Welcome to the World of Wearable Electronics
An infant born three months prematurely fails to flush pink at birth and has an alarmingly low blood pressure. Ultrasound identifies a heart abnormality and doctors rush the newborn to an MRI suite to confirm the diagnosis. But the scanning itself can cause physical agitation that interferes with clear imaging. In some cases, it can make it harder for the baby to breathe.
When scans require high sensitivity on a small area of the body, a hard, heavy vest of metal coils must press down on the baby. The bulky burden weighs more than the newborn. Infants squirm under the pressure, but anesthesia to calm them down adds an unwanted risk. Lightening the load by securing the weighty apparatus off the baby leads to degraded resolution, prompting a need for longer MRI exposures.
The hardware is part of the radio frequency (RF) coil assembly that receives the MRI’s electromagnetic signals. Besides being awkward and heavy, the coils are expensive to manufacture and must be reused for years. Sanitizing the bulky assembly is difficult.
Cut to a faculty lunch in 2011. UC Berkeley MRI expert Miki Lustig hears his colleague Ana Claudia Arias describe her lab’s progress adapting a technique similar to conventional ink jet printing to fabricate electronic devices.
It was a technology, Lustig says, that was “well beyond my comfort zone.” But he wondered if Arias’s printable electronics techniques could fabricate ultra-lightweight, “two-dimensional” RF coils to ease the trauma to tiny tots and improve image quality.

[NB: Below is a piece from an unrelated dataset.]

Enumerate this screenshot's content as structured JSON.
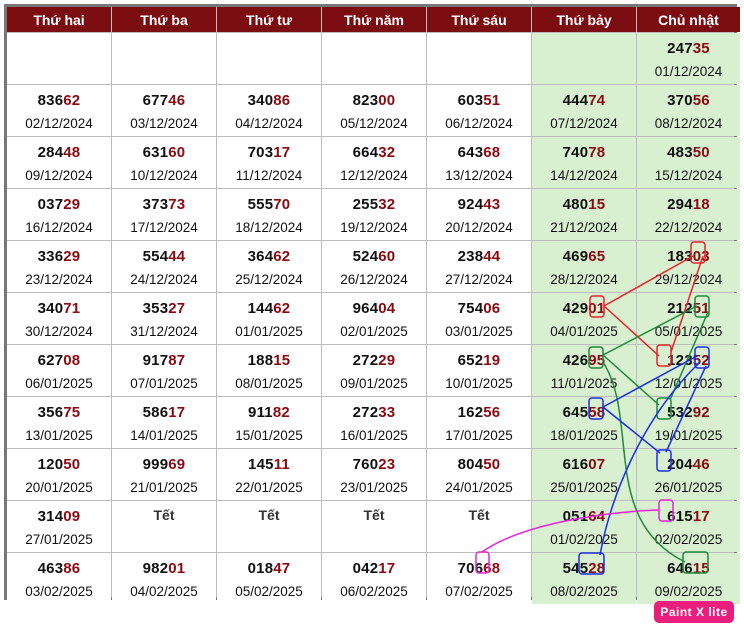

Lustig and Arias, both faculty members in the electrical engineering and computer sciences department, walked back to their offices together.
“I asked her if she thought RF coils could be printed. It just seemed like a good idea. She said ‘let me think about it.’ A few days later — almost immediately — she said we should give it a try. She started ordering materials to test different substrates and putting a team together.”
Printing electronic circuits and devices based on metals and semiconductors from solution is a very young field that Arias first entered in 2003 at the near-legendary Xerox PARC in Palo Alto. She came to PARC from Plastic Logic Limited, where she worked after finishing her Ph.D. in physics at the Cavendish Laboratory at Cambridge University, UK.
While at Xerox, Arias began to explore fabrication of wearable sensors. Her group developed several components of a flexible sensor that targeted the prevention of brain injuries by monitoring pressure, acoustic and light levels in the battlefield.
When she joined the Berkeley EECS faculty in 2011, she began to expand her collaborations to developed wearable medical devices that could track vital signs and give doctors feedback on their patients health.
“Printed electronics is an ideal technology for fabrication and integration of devices with different functionality, such as sensors, light sources and simple circuits. It is ideal for deposition of unique and customized designs. And when one adds flexible substrates to the equation you could start thinking about truly wearable — and comfortable — electronics”
To make “wearable electronics” for infant MRI patients, her team first tried to print directly onto cloth fabric.
“We wanted to make our coil feel like a swaddle blankie that fits snugly and softly around the babies,” she says.
But the cloth’s texture interfered with the ability to print high quality capacitors, so the team turned to printing the “electronic inks” layer by layer onto plastic thin film, like what is used in photo transparencies. The lab succeeded in fabricating and demonstrating functioning RF coils with performance properties comparable to conventional RF coils.
Arias is supported by a Bakar Fellowship at Berkeley, support intended to help commercially promising research make the leap from the lab to the real world. She and Lustig plan to start a company to advance the technology into clinical use.
“We, researchers, don’t usually have experience and training with steps such as securing IP protection and developing a business plan to attract investment and ensure success. Mentors we met through the Bakar Program have been very helpful,” she says.
Their proof-in-principle of the flexible, lightweight and wearable electronics strategy has led to plans for clinical trials early next year. She and Lustig are collaborating with pediatrician Shreyas Vasanawala at Lucile Packard Children’s hospital to test the wearable RF coils on babies needing MRI scans. Vasanawala has been a key clinical consultant to the project from the beginning.
Arias sees the technology’s potential for adult MRI scanning as well — helping to make the MRI experience more confortable and less scary to everyone, while getting better images of parts of the body that the bulky conventional RF coil assemblies don’t fit very well.
Meanwhile, she still has her eyes on developing that electronic blankie. “When you see kids in the hospital, it’s scary for them. When they’re in a blanket, it’s a much more comforting experience. We want to swaddle them.”